I married 13 years ago knowing that these things had been issues with him, but convinced myself at the time that they were in his past. We met at church and I think he led me to believe this too. Love is blind and I think, in my mind, with all my husband's past, I subconsciously became his rescuer. My husband has many good points. He has a very generous and loving heart, very sensitive nature (although trampled on as a child) and he has always tried and tried to overcome his challenges by working on himself with endless counselling and workshops. But although he had tried to quit X and Y many times. It was futile and really he didn't actually want to let go of them, expecially X, he would admit.

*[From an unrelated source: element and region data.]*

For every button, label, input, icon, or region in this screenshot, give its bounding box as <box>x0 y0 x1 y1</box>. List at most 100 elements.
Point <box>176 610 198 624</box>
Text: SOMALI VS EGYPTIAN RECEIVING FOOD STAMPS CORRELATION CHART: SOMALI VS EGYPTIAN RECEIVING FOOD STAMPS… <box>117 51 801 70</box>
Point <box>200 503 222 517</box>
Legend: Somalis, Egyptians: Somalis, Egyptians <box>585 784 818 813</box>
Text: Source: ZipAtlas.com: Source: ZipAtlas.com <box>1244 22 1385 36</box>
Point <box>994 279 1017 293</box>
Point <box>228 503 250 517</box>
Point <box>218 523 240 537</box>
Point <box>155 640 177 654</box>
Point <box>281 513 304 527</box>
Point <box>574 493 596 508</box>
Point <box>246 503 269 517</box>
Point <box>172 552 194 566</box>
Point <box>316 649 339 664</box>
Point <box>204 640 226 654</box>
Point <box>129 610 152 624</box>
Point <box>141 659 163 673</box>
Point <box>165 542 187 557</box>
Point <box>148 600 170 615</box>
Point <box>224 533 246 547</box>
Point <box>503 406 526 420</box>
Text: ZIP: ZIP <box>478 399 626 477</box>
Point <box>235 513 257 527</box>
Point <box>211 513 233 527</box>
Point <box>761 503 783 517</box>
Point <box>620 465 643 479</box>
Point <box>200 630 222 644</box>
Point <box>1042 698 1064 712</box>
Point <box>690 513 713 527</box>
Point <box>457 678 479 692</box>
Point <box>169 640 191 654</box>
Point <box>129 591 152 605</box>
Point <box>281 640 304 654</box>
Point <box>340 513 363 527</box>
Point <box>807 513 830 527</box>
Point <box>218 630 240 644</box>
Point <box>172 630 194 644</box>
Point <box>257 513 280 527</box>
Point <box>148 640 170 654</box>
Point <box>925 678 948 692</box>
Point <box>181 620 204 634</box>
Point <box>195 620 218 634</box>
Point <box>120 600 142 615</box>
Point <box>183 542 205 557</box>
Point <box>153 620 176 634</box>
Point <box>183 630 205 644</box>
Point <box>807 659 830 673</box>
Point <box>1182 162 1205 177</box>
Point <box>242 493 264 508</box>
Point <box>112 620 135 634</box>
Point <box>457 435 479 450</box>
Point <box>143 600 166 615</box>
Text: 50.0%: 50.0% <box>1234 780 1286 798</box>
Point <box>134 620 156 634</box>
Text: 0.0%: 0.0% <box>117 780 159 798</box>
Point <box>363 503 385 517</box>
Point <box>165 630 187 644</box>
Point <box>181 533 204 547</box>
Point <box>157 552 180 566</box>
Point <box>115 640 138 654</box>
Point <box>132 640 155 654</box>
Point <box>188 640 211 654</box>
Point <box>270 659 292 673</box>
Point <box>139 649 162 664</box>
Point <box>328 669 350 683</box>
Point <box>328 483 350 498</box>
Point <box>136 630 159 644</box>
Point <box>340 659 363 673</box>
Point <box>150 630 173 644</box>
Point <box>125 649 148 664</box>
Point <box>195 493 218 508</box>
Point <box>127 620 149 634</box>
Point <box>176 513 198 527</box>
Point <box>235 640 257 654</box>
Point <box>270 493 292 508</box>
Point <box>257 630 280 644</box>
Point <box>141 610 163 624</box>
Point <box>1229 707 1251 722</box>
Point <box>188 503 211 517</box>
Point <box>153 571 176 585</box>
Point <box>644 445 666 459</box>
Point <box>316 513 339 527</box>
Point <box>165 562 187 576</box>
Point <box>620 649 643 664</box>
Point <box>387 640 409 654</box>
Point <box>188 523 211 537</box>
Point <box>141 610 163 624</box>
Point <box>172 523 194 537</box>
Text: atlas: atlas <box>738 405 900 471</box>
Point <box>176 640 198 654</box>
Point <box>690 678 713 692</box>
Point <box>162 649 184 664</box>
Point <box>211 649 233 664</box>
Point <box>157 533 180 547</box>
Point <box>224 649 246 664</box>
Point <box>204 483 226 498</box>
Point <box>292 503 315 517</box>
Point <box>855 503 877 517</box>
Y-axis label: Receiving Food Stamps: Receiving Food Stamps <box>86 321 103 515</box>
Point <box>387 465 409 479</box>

However, until I did this class I did not realize how condemning and critical I was of his issues. I hated the addictions with a vengence! Through the course God showed me how crippling my words to him were. Everytime the hate and anger towards his addictions welled up in me I would normally lash out verbally, but now each time I confessed it to God and bit my tongue (well – a lot more than I used to anyway!!) After all – God spoke to me – "Yes he has these sins but (as the course revealed to me) look at all these sins you have!!" As Karen would say, - and said to me :) - "You are a dirty rotten sinner!!" Wow!! Had I ever been self righteous!!!

So the new year dawned and my husband was still addicted to X and Y and life went on. But I was consciously aware that I had givin it to God. I had a huge peace about it that I had never had before. Would you believe that when the next class for GEW was offered I hesitated to join! There was still a hardness in me. But part of me knew that I really needed to change a lot more, and with my husbands words, " You were sooo much better when you were going to 'that' class"!!! ringing in my ears, I finally committed to go at the last minute.

I am so glad I did! A few days after my first class one of my husband's best mates told him he needed to make changes and helped him find the resources to make those changes. He even walked beside him in that journey.  I really feel this was God's timing, showing me that he was blessing my commitment – it was too coincidental.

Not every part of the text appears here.